Martins3 / loongson-dune

:zap: Process virtualization based on KVM. More useable, stable and practical than Stanford Dune.
20 stars 3 forks source link
dune kvm loongarch mips

Loongson Dune

Project status

arch status
MIPS 😀
Loongarch 😀
X86 📅

If any question, issues and emails are welcomed.

Advantage over Standford Dune

  1. No kernel module.
  2. No need to write code for intel and amd CPU separately.
  3. No need to disable kernel kaslr.
  4. Escape dune easily.
    • Process can enter dune and then escape dune whenever it wants to.
  5. Nested Dune.
  6. Support multiple architectures.
  7. Support fork related syscall, multi-thread program works almost perfectly.
  8. Much more stable.
  9. Less code, only about 1200 loc for one arch(Loongarch).

Design explanation

  1. GVA mapped to HVA 1:1, so the process "feels" the address space is the same even jumps into dune.
  2. When guest invoke syscall, it will exit to host by the hypercall, then the syscall is simulated in host userspace.

If the guest process is QEMU,picture below explains what's happeding on a guest syscall.

Semantic difference with native execution

Process running in dune and host have some minor different behavior.

  1. segment fault.

Use following code as a example, in host, segment fault signal will send to the process, the process can register a handler for the signal. But in dune, kvm will get_user_pages failed and report the event to dune.

  int * a= (int *)0x4000;

  *a = 12;

kernel log when accessing a unmapped area.

[36403.260623] kvm [10252]: TLB ST fault:  cause 0x1080000c, status 0x740000a0, PC: 00000000bc0bbb16, BadVaddr: 0x4000
[36403.260626] kvm [10252]: Failed to find VMA for hva 0x4000
  1. dune will consume 3 file descriptor for kvm(kvm_dev, vm, vcpu)

    1. fd started at 6 instead of 3.
    2. maximum fd one process can open would be less than expected.
  2. KVM_MAX_VCPU limits the dune threads.

    1. Loonson dune simulated one thread in the one vcpu, but kvm limits the vcpu number. So the program shouldn't create more than KVM_MAX_VCPU threads simultaneously. But one process create vcpu and then release it, it can do it over and over again.
  3. signal handler is will executed in host

    1. why : signal handler is executed when return from syscall or interrupt, in dune, it means host's syscall/interrupt return
    2. so what : profil(3) is based on signal handler in which pc is sampled. What is sampled in fact is host process's pc.
  4. if seccomp(2) doesn't permit ioctl, then every syscall is forbidden.

fork/clone

fork/clone is tricky and needs extra attention.

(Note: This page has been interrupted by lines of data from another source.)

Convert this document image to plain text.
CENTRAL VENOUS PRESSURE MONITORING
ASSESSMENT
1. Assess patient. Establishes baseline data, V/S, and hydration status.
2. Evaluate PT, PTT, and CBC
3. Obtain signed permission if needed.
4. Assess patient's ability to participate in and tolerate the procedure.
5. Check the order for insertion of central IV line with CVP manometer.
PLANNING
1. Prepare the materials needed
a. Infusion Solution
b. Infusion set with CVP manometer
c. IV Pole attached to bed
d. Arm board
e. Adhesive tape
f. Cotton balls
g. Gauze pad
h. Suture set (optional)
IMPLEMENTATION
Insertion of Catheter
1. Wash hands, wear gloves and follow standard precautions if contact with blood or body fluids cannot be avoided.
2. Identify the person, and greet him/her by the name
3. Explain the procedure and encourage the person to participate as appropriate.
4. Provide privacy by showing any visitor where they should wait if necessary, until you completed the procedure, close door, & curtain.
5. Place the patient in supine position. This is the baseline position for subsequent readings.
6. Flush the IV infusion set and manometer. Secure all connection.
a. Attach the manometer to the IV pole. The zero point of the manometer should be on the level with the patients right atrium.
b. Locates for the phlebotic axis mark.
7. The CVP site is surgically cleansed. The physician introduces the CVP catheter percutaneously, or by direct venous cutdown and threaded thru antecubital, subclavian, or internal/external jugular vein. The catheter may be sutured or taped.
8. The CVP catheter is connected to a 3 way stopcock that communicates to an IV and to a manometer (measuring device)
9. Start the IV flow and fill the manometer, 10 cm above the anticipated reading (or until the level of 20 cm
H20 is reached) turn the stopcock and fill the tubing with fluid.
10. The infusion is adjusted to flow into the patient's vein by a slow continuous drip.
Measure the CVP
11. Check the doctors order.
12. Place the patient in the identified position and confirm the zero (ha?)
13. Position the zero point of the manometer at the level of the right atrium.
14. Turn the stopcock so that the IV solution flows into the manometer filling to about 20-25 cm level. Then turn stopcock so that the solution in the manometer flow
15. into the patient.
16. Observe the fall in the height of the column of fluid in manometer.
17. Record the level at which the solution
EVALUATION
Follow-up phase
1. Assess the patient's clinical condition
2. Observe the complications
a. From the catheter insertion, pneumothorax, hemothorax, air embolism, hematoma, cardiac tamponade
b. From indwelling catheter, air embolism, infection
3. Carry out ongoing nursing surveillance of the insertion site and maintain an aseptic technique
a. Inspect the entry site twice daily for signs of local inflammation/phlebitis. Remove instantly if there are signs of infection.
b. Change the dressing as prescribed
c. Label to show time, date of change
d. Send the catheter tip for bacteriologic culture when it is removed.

  1. KVM disallow fork() and similar games when using a VM, so we should create another vm for child process when child doesn't share the VM.

    static long kvm_vcpu_ioctl(struct file *filp,
               unsigned int ioctl, unsigned long arg)
    {
    struct kvm_vcpu *vcpu = filp->private_data;
    void __user *argp = (void __user *)arg;
    int r;
    struct kvm_fpu *fpu = NULL;
    struct kvm_sregs *kvm_sregs = NULL;
    
    if (vcpu->kvm->mm != current->mm)
        return -EIO;
    History:        #0
    Commit:         6d4e4c4fca5be806b888d606894d914847e82d78
    Author:         Avi Kivity <avi@qumranet.com>
    Author Date:    Wed 21 Nov 2007 10:41:05 PM CST
    Committer Date: Wed 30 Jan 2008 11:53:13 PM CST
    
    KVM: Disallow fork() and similar games when using a VM
    
    We don't want the meaning of guest userspace changing under our feet.
    
    Signed-off-by: Avi Kivity <avi@qumranet.com>
  2. if child run in a new stack, it can't access local variable anymore, so we need some handcrafted assembly code to handle it.

So there are three types of fork/clone simulation:

enum CLONE_TYPE{
  SAME_VM, // Create vcpu firstly, and do the clone by assembly code
  DIFF_VM_NEW_STACK, // do the fork by assembly code, then create another vm
  DIFF_VM_OLD_STACk, // do the fork, then create another vm
};

In init_child_thread_info, the child's gpr, especially the stack pointer, tls register and pc will be initilized.

Disadvantage

Syscall is emulated on host userspace instead of host kernel space. The user / kernel space switch is the overhead that Loonson introduced,but you can eliminate it by kernel modules. But if Direct host system calls from KVM is possible, there's almost no overhead comparing to native way.